There are statutes that exist to help ensure that contractors are treated fairly and receive payment for the work that they do in a timely manner. These are fantastic rights and privileges that we should be sure to understand so we can make sure rights are upheld. This article goes through the basics of the Pay-If-Paid clauses.
As you may be aware, one of the greatest risks on a construction project involves the payment process. Just like my kids expect to be paid for the lemonade they sell, contractors and subcontractors expect to be paid on a timely basis once the work has been performed.
Contractors have a means of shifting the risk of non-payment by the owner to its subcontractor by including a certain payment provisions in the subcontract agreement. The enforceability of these types of clauses may be limited by your particular state or jurisdiction.
In Universal Concrete Products Corp. v. Turner Construction Company (pdf), the U.S. Court of Appeals for the 4th Circuit concluded that a “pay if paid” clause in a subcontract was not ambiguous and, therefore, enforceable against the subcontractor. The work involved the construction of the Granby Tower Project in Norfolk, Virginia. The subcontract between the general contractor and the concrete subcontractor contained the following clause:
“The obligation of contractor to make payment under this agreement, whether a progress or final payment, or for extra or change orders or delays to the work, is subject to the express condition precedent of payment from the owner.”
The owner ultimately lost its construction financing on the project and abandoned the development. Since the contractor had not been paid for its work, it refused to pay the subcontractor’s work. In a payment dispute between the subcontractor and contractor, the contractor argued that the “pay if paid” clause provided an absolute defense to payment. (Again, it should be noted that some states limit the enforceability of these clauses by either statute or case law. However, in Virginia, these types of clauses are enforceable so long as they are clear and unambiguous.)

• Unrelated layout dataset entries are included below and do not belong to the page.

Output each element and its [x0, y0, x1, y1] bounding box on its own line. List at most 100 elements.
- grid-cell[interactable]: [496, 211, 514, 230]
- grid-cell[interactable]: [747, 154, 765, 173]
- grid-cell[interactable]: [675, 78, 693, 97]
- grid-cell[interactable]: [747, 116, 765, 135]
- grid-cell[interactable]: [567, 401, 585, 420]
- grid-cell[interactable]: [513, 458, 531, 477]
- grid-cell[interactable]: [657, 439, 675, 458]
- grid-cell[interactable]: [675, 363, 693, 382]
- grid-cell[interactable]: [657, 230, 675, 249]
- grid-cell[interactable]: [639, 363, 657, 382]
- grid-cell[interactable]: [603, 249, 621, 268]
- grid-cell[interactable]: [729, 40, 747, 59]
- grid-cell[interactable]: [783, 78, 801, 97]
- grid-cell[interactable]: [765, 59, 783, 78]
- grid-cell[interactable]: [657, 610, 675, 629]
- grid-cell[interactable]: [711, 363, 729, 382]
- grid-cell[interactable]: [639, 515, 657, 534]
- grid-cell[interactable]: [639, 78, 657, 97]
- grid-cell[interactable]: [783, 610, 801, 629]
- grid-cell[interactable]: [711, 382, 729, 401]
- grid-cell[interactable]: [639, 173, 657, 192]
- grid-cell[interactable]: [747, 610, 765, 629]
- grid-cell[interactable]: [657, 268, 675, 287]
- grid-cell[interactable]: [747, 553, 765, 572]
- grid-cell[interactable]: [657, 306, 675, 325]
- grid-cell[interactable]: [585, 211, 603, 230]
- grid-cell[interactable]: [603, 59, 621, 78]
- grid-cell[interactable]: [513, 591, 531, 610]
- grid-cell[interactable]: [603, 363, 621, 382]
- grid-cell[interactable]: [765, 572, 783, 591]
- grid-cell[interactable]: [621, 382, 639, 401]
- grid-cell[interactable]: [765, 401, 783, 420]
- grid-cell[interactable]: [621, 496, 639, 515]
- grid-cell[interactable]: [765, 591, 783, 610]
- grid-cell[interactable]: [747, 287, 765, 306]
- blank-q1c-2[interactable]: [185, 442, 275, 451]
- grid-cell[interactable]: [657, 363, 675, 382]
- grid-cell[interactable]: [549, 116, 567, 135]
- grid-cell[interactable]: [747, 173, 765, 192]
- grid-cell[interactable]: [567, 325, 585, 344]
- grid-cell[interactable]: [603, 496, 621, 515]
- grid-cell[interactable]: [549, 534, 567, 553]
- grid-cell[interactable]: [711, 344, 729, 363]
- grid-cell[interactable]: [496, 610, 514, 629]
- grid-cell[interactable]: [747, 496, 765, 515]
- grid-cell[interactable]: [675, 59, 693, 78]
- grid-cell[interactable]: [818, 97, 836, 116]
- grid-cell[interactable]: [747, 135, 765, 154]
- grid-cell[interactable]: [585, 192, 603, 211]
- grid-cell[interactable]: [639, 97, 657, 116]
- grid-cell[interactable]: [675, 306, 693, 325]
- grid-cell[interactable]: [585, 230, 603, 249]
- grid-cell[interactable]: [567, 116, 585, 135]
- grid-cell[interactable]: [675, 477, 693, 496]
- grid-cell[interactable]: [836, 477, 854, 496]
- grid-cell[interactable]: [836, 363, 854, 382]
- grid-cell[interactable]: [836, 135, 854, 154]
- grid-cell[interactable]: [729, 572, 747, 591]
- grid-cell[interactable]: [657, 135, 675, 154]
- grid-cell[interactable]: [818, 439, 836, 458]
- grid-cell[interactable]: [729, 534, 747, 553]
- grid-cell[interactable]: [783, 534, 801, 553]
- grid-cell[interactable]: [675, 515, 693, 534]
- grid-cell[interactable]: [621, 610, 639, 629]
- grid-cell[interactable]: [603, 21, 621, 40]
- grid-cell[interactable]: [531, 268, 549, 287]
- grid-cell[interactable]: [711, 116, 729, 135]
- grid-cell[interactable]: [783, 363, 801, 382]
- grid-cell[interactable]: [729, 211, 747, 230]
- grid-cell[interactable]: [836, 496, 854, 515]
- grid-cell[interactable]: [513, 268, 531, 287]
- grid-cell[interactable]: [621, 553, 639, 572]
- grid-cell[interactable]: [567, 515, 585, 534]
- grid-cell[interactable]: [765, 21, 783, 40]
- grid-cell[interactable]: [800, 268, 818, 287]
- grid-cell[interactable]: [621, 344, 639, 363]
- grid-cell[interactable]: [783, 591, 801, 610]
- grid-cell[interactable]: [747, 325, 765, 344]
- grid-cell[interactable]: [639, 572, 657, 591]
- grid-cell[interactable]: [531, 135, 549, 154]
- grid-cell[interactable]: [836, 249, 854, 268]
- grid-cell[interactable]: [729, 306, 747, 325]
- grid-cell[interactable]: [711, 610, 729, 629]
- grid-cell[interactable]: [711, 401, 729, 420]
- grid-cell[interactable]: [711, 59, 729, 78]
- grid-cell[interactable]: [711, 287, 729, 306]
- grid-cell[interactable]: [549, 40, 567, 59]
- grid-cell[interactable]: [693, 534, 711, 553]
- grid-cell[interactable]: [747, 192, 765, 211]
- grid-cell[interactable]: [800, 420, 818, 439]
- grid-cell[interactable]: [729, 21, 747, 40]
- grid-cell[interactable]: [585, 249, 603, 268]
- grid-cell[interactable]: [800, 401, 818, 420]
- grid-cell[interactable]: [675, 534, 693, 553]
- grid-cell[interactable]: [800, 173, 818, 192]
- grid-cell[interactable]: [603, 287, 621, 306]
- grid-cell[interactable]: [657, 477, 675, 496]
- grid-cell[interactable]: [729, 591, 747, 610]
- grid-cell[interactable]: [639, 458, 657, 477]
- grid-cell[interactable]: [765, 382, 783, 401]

The subcontractor argued that the prime contract between the owner and the contractor defined the cost of work to include “payments made” to subcontractors. Accordingly, the subcontractor argued that the contractor would, under the normal scenario, be paying its subcontractors and submitting the invoice to the owner as a “payment made” by the contractor. Both the trial court and the Court of Appeals disagreed, finding that payment from the owner was a condition precedent to payment from the contractor to the subcontractor.
Courts across the country vary in their treatment of these issues. For example, in the Universal Concrete Products case, the 4th Circuit reasoned that Virginia courts favor the freedom to contract and that parties are freely able to negotiate and draft these types of provisions. However, in Thomas J. Dyer v. Bishop International Engineering, the 6th Circuit refused to enforce a “pay when paid” clause because the court determined that the clause was sufficiently ambiguous. In that case, the contract stated that “no part of payment shall be due until 5 days after the owner shall have paid the contractor.” Other jurisdictions, such as California, New York and Nevada, have expressly ruled that the “pay as paid” clauses are unenforceable as a violation of state public policy.
So, what should your contracts provide? What should you do to determine the enforceability of a “pay if paid” clause in your state?
- Contact an attorney within your jurisdiction to determine whether there are any limitations of the enforcement of these type of clauses. Since each state differs dramatically, it is in your best interest to determine the applicable standard in your state or the applicable law where the project is located or the governing law of the contract to determine this information.
- Determine as between the parties who should bear the risk of non-payment. If you are a general contractor, you should make sure that your subcontracts include clear and unambiguous language placing the risk of loss for non-payment on the subcontractor. In addition to putting a timing mechanism on payment of funds to the subcontractor following a certain number of days after payment by the owner, it is also advisable to include a clause that “payment by the owner to the contractor is a condition precedent to payment by the contractor to the subcontractor”. In addition, you can make your subcontracts explicitly clear by stating that “the subcontractor assumes the risk of non-payment by the owner due to insolvency or other inability to pay”.
For the contractors out there, Universal Concrete Products is a good reminder of the importance of drafting clear and unambiguous contact terms between the parties. It is worth the effort to seek legal advice on these issues prior to drafting and executing contracts with other parties.
For the legal practitioner, Universal Concrete Products again reminds us of the importance of legal research in our profession. It is imperative that we, as a legal advisor, stay up to date on the case law within in our jurisdiction, as well as check other jurisdictions to help guide our clients through legal risks.